Modello 2: L'Hook Imperativo useWebMCPTool in React
Mentre i form dichiarativi sono indicati per interazioni convenzionali, le interfacce complesse necessitano di una registrazione imperativa degli strumenti. Un agente potrebbe dover modificare il fattore di zoom su una tela, interrogare una tabella in memoria o avanzare lungo un flusso a passaggi multipli.
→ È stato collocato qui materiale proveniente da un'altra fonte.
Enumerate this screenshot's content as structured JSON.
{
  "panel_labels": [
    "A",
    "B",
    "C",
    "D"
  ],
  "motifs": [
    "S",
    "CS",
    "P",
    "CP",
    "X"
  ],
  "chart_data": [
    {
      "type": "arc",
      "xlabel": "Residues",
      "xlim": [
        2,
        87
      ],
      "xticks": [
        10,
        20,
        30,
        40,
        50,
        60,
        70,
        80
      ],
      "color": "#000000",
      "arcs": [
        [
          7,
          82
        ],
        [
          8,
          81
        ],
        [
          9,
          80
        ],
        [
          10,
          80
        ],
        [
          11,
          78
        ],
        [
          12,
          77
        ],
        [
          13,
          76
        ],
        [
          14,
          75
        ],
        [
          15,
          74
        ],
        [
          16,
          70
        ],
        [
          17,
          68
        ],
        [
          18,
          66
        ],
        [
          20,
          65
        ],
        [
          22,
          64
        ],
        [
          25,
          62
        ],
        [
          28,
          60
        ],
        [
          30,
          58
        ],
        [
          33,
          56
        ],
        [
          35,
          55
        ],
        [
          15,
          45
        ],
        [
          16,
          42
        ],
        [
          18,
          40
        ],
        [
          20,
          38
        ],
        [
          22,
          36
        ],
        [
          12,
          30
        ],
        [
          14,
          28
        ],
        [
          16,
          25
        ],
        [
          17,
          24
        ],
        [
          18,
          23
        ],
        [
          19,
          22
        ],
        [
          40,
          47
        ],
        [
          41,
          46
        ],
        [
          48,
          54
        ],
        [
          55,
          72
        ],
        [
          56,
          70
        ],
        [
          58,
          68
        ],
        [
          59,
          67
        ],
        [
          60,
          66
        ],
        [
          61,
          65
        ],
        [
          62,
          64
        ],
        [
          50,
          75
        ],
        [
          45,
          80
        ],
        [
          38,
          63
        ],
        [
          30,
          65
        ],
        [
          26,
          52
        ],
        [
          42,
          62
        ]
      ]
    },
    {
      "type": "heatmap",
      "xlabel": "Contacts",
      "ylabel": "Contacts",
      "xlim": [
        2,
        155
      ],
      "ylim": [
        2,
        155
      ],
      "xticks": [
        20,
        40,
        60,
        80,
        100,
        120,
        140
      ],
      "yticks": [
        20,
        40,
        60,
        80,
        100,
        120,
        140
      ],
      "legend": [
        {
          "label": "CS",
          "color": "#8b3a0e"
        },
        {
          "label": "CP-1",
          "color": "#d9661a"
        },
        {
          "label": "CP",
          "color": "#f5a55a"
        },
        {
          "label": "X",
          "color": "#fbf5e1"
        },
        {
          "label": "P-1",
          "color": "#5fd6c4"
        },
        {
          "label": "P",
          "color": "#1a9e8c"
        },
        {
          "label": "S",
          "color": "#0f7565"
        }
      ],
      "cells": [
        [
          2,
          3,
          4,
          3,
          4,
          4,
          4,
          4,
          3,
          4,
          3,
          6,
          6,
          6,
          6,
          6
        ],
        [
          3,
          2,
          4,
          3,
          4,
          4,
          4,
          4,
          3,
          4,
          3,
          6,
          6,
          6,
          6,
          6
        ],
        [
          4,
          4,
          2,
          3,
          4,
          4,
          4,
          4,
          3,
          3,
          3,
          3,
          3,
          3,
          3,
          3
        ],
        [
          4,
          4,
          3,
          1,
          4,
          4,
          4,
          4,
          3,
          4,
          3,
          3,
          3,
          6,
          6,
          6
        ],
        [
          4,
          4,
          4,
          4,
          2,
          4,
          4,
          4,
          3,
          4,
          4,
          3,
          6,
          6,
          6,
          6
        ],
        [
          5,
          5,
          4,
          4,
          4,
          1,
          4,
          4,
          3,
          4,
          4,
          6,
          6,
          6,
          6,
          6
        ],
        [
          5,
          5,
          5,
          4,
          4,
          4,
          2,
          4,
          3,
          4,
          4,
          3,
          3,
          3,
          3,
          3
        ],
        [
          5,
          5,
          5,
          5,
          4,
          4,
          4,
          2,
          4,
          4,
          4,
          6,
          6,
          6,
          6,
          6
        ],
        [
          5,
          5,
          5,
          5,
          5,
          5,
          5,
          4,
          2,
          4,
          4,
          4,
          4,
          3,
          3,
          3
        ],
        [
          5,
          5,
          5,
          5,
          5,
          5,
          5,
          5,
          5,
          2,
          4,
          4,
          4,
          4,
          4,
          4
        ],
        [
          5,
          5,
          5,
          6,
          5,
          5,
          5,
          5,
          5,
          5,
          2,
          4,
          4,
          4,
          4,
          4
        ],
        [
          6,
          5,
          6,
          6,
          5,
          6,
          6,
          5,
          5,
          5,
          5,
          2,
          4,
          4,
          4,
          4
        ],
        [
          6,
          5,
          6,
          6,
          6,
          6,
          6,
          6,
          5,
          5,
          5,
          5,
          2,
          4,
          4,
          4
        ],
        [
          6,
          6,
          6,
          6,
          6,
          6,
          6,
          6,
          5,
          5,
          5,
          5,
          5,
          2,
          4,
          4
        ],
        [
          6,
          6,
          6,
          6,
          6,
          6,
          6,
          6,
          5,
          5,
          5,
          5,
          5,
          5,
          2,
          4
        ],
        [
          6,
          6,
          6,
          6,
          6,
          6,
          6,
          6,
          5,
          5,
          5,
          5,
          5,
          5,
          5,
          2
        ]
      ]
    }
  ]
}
Per realizzare un'integrazione coerente in React, implementiamo un hook dedicato in grado di soddisfare tre condizioni essenziali:
- Gestione Dinamica del Ciclo di Vita: Gli strumenti devono registrarsi al montaggio e revocarsi allo smontaggio del componente.
- Accesso a Dati Aggiornati: L'esecutore dell'azione deve poter leggere le prop e lo stato più recenti senza costringere a ri-registrazioni continue.
- Smaltimento con AbortSignal: Rilascio pulito delle risorse durante i cambi di rotta nelle SPA.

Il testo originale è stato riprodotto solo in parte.